Но доктор только расхохотался.
— Чему вы? — спросил его Константин.
— Как чему, батюшка вы мой!.. Очень уж смешно!.. Сочувствие к тому, о чем они ни малейшего понятия не имеют. Это-то самое сочувствие и представляет самое смешное, самое уродливое и невежественное явление у наших нигилистов.
Хвалынцев попросил разъяснить ему, что именно находит доктор здесь смешным и уродливым.
— Да как же, — возразил Холодец, — они ведь, прежде всего, отвергают всякую религию, а Польша вся в католицизме и им только и держится.

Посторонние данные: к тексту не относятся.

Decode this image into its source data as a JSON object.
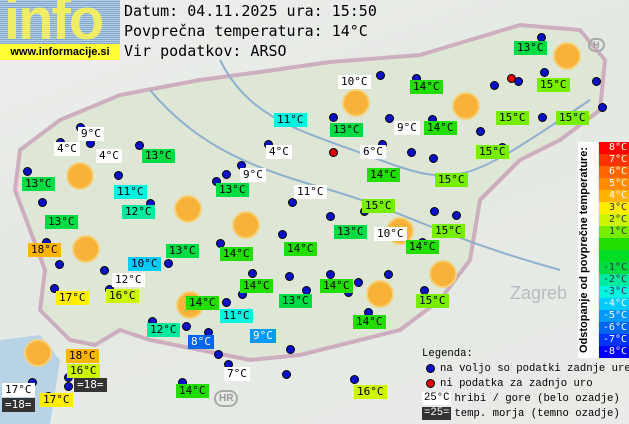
{
  "header": {
    "logo": "info",
    "url": "www.informacije.si",
    "date_line": "Datum: 04.11.2025 ura: 15:50",
    "avg_line": "Povprečna temperatura: 14°C",
    "source_line": "Vir podatkov: ARSO"
  },
  "average_temp": 14,
  "map": {
    "place_labels": [
      "Zagreb",
      "HR",
      "H"
    ],
    "labels": [
      {
        "text": "13°C",
        "kind": "normal"
      },
      {
        "text": "10°C",
        "kind": "hill"
      },
      {
        "text": "14°C",
        "kind": "normal"
      },
      {
        "text": "15°C",
        "kind": "normal"
      },
      {
        "text": "11°C",
        "kind": "normal"
      },
      {
        "text": "13°C",
        "kind": "normal"
      },
      {
        "text": "9°C",
        "kind": "hill"
      },
      {
        "text": "14°C",
        "kind": "normal"
      },
      {
        "text": "15°C",
        "kind": "normal"
      },
      {
        "text": "15°C",
        "kind": "normal"
      },
      {
        "text": "9°C",
        "kind": "hill"
      },
      {
        "text": "4°C",
        "kind": "hill"
      },
      {
        "text": "4°C",
        "kind": "hill"
      },
      {
        "text": "13°C",
        "kind": "normal"
      },
      {
        "text": "4°C",
        "kind": "hill"
      },
      {
        "text": "6°C",
        "kind": "hill"
      },
      {
        "text": "15°C",
        "kind": "normal"
      },
      {
        "text": "13°C",
        "kind": "normal"
      },
      {
        "text": "11°C",
        "kind": "normal"
      },
      {
        "text": "9°C",
        "kind": "hill"
      },
      {
        "text": "14°C",
        "kind": "normal"
      },
      {
        "text": "15°C",
        "kind": "normal"
      },
      {
        "text": "13°C",
        "kind": "normal"
      },
      {
        "text": "11°C",
        "kind": "hill"
      },
      {
        "text": "12°C",
        "kind": "normal"
      },
      {
        "text": "13°C",
        "kind": "normal"
      },
      {
        "text": "15°C",
        "kind": "normal"
      },
      {
        "text": "13°C",
        "kind": "normal"
      },
      {
        "text": "10°C",
        "kind": "hill"
      },
      {
        "text": "15°C",
        "kind": "normal"
      },
      {
        "text": "18°C",
        "kind": "normal"
      },
      {
        "text": "13°C",
        "kind": "normal"
      },
      {
        "text": "14°C",
        "kind": "normal"
      },
      {
        "text": "14°C",
        "kind": "normal"
      },
      {
        "text": "14°C",
        "kind": "normal"
      },
      {
        "text": "10°C",
        "kind": "normal"
      },
      {
        "text": "12°C",
        "kind": "hill"
      },
      {
        "text": "14°C",
        "kind": "normal"
      },
      {
        "text": "14°C",
        "kind": "normal"
      },
      {
        "text": "13°C",
        "kind": "normal"
      },
      {
        "text": "17°C",
        "kind": "normal"
      },
      {
        "text": "16°C",
        "kind": "normal"
      },
      {
        "text": "15°C",
        "kind": "normal"
      },
      {
        "text": "14°C",
        "kind": "normal"
      },
      {
        "text": "11°C",
        "kind": "normal"
      },
      {
        "text": "14°C",
        "kind": "normal"
      },
      {
        "text": "12°C",
        "kind": "normal"
      },
      {
        "text": "8°C",
        "kind": "normal"
      },
      {
        "text": "9°C",
        "kind": "normal"
      },
      {
        "text": "18°C",
        "kind": "normal"
      },
      {
        "text": "16°C",
        "kind": "normal"
      },
      {
        "text": "=18=",
        "kind": "sea"
      },
      {
        "text": "17°C",
        "kind": "hill"
      },
      {
        "text": "=18=",
        "kind": "sea"
      },
      {
        "text": "17°C",
        "kind": "normal"
      },
      {
        "text": "7°C",
        "kind": "hill"
      },
      {
        "text": "14°C",
        "kind": "normal"
      },
      {
        "text": "16°C",
        "kind": "normal"
      }
    ]
  },
  "scale": {
    "title": "Odstopanje od povprečne temperature:",
    "steps": [
      {
        "label": "8°C",
        "color": "#ff0000"
      },
      {
        "label": "7°C",
        "color": "#ff3300"
      },
      {
        "label": "6°C",
        "color": "#ff6600"
      },
      {
        "label": "5°C",
        "color": "#ff8c00"
      },
      {
        "label": "4°C",
        "color": "#ffb400"
      },
      {
        "label": "3°C",
        "color": "#ffee00"
      },
      {
        "label": "2°C",
        "color": "#ccf500"
      },
      {
        "label": "1°C",
        "color": "#77ee00"
      },
      {
        "label": "",
        "color": "#22dd00"
      },
      {
        "label": "",
        "color": "#00dd22"
      },
      {
        "label": "-1°C",
        "color": "#00dd44"
      },
      {
        "label": "-2°C",
        "color": "#00eaa0"
      },
      {
        "label": "-3°C",
        "color": "#00f5e0"
      },
      {
        "label": "-4°C",
        "color": "#00ccff"
      },
      {
        "label": "-5°C",
        "color": "#0099ff"
      },
      {
        "label": "-6°C",
        "color": "#0066f0"
      },
      {
        "label": "-7°C",
        "color": "#0033ff"
      },
      {
        "label": "-8°C",
        "color": "#0000ff"
      }
    ]
  },
  "legend": {
    "title": "Legenda:",
    "available": "na voljo so podatki zadnje ure",
    "missing": "ni podatka za zadnjo uro",
    "hill_sample": "25°C",
    "hill_text": "hribi / gore (belo ozadje)",
    "sea_sample": "=25=",
    "sea_text": "temp. morja (temno ozadje)",
    "available_color": "#0a10c8",
    "missing_color": "#dd0000"
  }
}
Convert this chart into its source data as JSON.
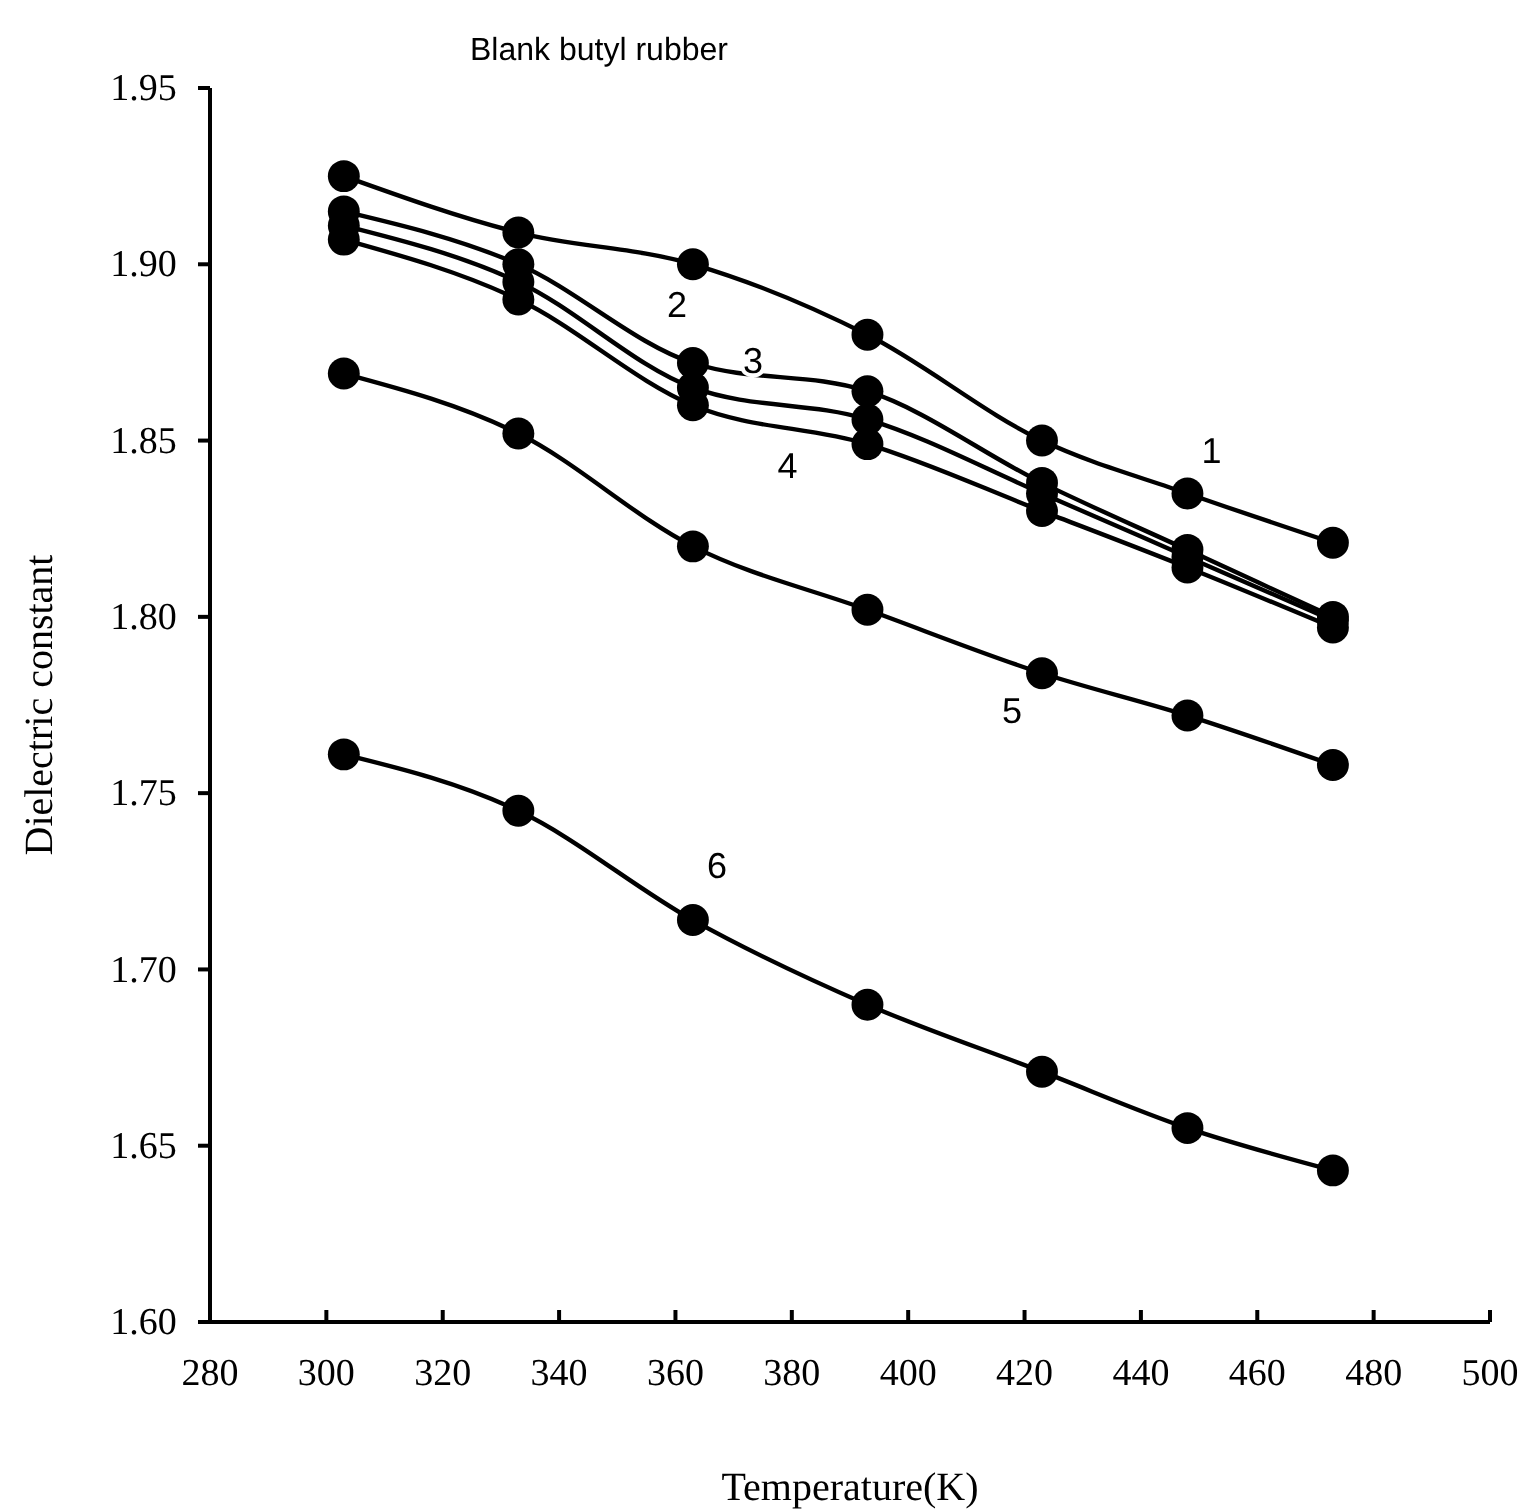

Эта есть самая католичественнейшая дщерь римского престола; затем они ярые демократы и красные, а истинная Польша — все белая, вся шляхетная, магнатски-аристократическая; они стоят за разрушение общества даже в его современных, американских началах, а Польша вся в своих средневековых, магнатски-феодальных тенденциях и привилегиях; они, наконец, желали бы раздробить и вконец отвергнуть не только Россию, но и всякое государство, а Польша всеми силами стремится восстановить свое дряблое, гнилое, панское государство, в самой государственной форме польской Ржечи Посполитой, да еще при этом основывает его на господстве над пятнадцатью миллионами русского народа, чуждого ей и по происхождению, и по языку, да даже и по вере больше чем наполовину, и вдобавок еще, этот народ должен быть лишен всякого права на человеческое свободно-гражданское существование, а превратиться в быдло, каким он был и до сегодня. Ну, согласитесь сами, разве это сочувствие не верх невежества и безобразия?